Mas se é infundado o medo da maldição dos três impeachments, não é descabida a reflexão sobre o que nos leva ao dilema no presente.

Uma primeira hipótese: grande parte da angústia deve-se ao fato de que nosso último impeachment é não apenas recente, mas de legitimidade polêmica. O afastamento de Dilma Rousseff, motivado por irregularidades financeiras que até hoje muita gente não entende, ainda divide eleitores e estudiosos. Não fosse por isso, talvez já tivéssemos acionado a medida extrema contra Jair Bolsonaro.

Para quem rumina incerteza sobre a legitimidade do impeachment de 2016, a presidência de Bolsonaro assume um quê de penitência: ao sofrê-la, vivemos a expiação de ter a carne cortada por um novo crime de responsabilidade a cada semana.

Esperamos, talvez, redimir nossa democracia do vício do uso açodado da medida contra uma presidente cujo desempenho deixou muito a desejar, mas que nem de longe ameaçava a democracia como Bolsonaro ameaça: no ocaso de seu governo, Dilma não quis ou não pôde entregar ingerência sobre a Lava Jato, na qual a Polícia Federal era peça fundamental, como moeda de troca a quem se voltou contra ela no Congresso —muitos deles parlamentares cujo coração palpitava quando a campainha tocava às seis da manhã.

Agora, Bolsonaro procura um caminho jurídico para viabilizar sua confessa intenção de ingerência promíscua na PF.

Por reconfortante que seja, essa penitência ameaça nossa democracia de morte. Do outro lado não estará o paraíso, e sim uma sociedade onde minguarão nossas mais básicas liberdades civis.

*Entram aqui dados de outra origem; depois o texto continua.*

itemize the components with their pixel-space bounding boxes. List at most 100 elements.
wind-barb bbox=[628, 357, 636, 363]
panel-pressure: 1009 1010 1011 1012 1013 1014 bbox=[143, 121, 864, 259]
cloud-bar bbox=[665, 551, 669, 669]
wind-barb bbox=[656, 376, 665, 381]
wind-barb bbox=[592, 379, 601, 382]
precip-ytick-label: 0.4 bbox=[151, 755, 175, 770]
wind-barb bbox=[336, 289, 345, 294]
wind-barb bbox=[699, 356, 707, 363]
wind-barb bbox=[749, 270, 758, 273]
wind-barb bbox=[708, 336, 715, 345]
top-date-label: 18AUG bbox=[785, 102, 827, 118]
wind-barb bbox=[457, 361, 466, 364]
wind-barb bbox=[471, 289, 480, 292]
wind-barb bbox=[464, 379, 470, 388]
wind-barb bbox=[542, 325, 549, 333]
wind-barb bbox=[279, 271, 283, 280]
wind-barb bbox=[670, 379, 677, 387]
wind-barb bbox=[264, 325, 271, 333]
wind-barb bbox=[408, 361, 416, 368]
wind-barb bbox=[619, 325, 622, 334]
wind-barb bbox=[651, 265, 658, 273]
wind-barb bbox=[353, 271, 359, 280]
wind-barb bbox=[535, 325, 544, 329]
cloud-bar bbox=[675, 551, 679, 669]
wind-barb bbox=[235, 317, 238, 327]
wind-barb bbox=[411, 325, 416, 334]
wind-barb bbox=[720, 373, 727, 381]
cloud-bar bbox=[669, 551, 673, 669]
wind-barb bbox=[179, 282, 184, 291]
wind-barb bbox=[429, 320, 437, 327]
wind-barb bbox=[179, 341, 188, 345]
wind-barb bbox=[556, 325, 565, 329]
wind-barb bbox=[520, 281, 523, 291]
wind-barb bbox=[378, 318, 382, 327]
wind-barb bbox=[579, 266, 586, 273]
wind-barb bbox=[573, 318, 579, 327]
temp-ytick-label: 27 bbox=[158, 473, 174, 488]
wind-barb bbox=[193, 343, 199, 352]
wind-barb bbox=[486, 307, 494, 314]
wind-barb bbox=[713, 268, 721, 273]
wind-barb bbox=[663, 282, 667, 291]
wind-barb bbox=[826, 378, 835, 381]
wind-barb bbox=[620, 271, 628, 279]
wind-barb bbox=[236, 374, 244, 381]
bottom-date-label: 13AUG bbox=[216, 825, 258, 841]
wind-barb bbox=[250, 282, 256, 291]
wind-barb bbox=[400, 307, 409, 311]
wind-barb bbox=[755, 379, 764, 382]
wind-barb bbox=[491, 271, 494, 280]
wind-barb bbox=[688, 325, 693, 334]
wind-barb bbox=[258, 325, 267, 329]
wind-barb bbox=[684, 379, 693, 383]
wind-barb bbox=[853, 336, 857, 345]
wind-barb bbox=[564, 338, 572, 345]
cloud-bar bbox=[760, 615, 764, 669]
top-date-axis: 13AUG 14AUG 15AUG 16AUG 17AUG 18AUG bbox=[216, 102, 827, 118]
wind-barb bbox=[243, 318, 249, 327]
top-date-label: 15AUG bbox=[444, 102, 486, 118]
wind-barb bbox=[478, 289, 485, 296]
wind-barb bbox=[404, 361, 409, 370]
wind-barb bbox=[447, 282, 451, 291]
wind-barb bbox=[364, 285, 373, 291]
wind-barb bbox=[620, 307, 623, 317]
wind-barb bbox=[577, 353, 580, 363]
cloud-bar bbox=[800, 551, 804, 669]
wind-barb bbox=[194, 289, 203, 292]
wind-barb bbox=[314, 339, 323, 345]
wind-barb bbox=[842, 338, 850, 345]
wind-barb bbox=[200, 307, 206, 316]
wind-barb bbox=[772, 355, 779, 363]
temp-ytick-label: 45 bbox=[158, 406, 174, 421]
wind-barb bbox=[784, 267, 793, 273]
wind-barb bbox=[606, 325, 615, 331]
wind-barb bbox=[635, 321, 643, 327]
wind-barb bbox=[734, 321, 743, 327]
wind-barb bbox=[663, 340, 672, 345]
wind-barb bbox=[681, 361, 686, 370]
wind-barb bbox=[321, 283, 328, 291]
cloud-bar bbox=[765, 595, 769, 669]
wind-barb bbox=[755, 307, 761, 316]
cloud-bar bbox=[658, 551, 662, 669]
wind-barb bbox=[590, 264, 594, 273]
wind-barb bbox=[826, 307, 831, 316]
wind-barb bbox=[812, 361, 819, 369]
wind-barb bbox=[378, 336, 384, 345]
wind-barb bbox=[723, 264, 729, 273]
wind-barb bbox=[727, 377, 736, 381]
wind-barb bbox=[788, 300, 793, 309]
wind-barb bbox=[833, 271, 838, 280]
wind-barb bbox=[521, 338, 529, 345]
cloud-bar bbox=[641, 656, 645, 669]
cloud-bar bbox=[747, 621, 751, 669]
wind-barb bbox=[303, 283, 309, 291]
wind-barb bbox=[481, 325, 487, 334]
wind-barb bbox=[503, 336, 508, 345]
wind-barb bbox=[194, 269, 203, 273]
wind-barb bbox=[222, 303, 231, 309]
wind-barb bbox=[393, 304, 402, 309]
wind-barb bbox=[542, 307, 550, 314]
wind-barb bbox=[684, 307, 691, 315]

Uma segunda hipótese sobre o nosso dilema: o Brasil, no contexto da redemocratização latino-americana, é exemplo singular de país que escolheu acolher ideologias políticas antidemocráticas. Essa é a jabuticaba que deveria nos incomodar.

Enquanto nossos vizinhos não mediram esforços em usar o peso simbólico de julgamentos e tribunais para acertar contas com quem tratorou liberdades e violou a dignidade de opositores, professores, jornalistas e estudantes, nós optamos pela tolerância democrática com quem não tolera a democracia.

Dessa semente cresceu o bolsonarismo, o fruto do nosso pecado político original. Há vários presidentes de direita no continente: Jair constrange a todos festejando ditadores cujos nomes são proscritos em seus países. Cresceu em um ambiente que não lhe ensinou a diferença básica entre a política, que comporta múltiplas ideologias, e sua antipolítica, que nega legitimidade à divergência.

É trágico que nosso último impeachment seja tão recente, mas não faz sentido que essa circunstância se torne impeditiva de recorrermos novamente à medida se necessário for. Um presidente descomprometido com a democracia e com a Constituição farejará nossa recalcitrância à distância e não hesitará em aproveitar-se dela.